Insulation Guide Hopes to Comfort Engineers and Occupants Alike

If you haven’t been on a construction site lately, the word “insulation” will bring to mind one thing: long rolls of paper-backed pink fiberglass. This decades-old mainstay of residential construction is used in over 90% of homes in the United States, but it is not the only, nor the most efficient, type of insulation.

As the demand for high-efficiency building materials increases, engineers and contractors are looking for new ways of keeping the occupants of tomorrow’s buildings comfortable, and the existing buildings of today compliant with increasingly demanding codes.

One possible solution? High-efficiency foam insulation and wood structural panels. The problem in implementing these new technologies? The unknown.

A computer illustration of a 2x6 wall framing package.

A computer illustration of a 2×6 wall framing package.

Changes in building codes mean that existing buildings looking to improve their R-Value (a measure of an insulation’s efficiency) are left with two options: increase the cavity insulation, or add exterior insulation. Despite its ease of use and high performance, only 10% of homes use exterior rigid foam and insulated wood structural panels. Implementation of these new materials are limited by a lack of specific performance details and concerns over long-term moisture performance and hazard resistance.

The Forest Products Laboratory (FPL) hopes to answer some of these questions, and help bring high R-Value exterior foam and insulated wood structural panels into the mainstream. In cooperation with the Department of Energy’s Building America program and Home Innovation Research Labs, FPL researchers are working to assemble a Builder’s Guide to support a wider adoption of energy-efficient wall systems in residential construction.

The first edition will focus on two primary wall systems: 2×6 walls with optimized framing and 2×4 walls with exterior foam insulation. These two wall systems represent the best of adaptable, mainstream, energy-efficient options that use standard materials and require a minimal learning curve.
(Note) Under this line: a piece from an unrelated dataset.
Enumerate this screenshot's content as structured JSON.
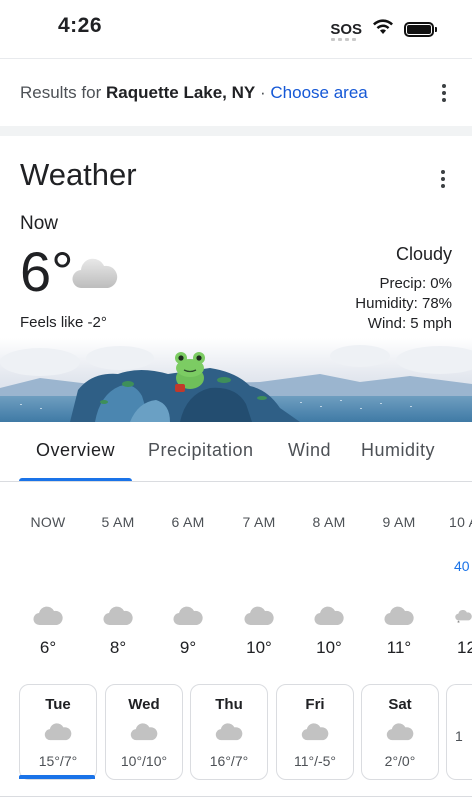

The guide, geared toward industry professionals, should be available in early 2016, and will contain advice for builders that can be readily implemented in the field using available methods and materials. The publication will cover everything from minimum code requirements and best practices, to 3-D graphics showing various construction options.

With this new guide, builders and engineers will have peace of mind about the performance of these new technologies and be armed with the knowledge to make informed decisions about these new insulation systems. Together, they will keep us all warmer in the winter, cooler in the summer, and reduce our energy requirements for the decades ahead.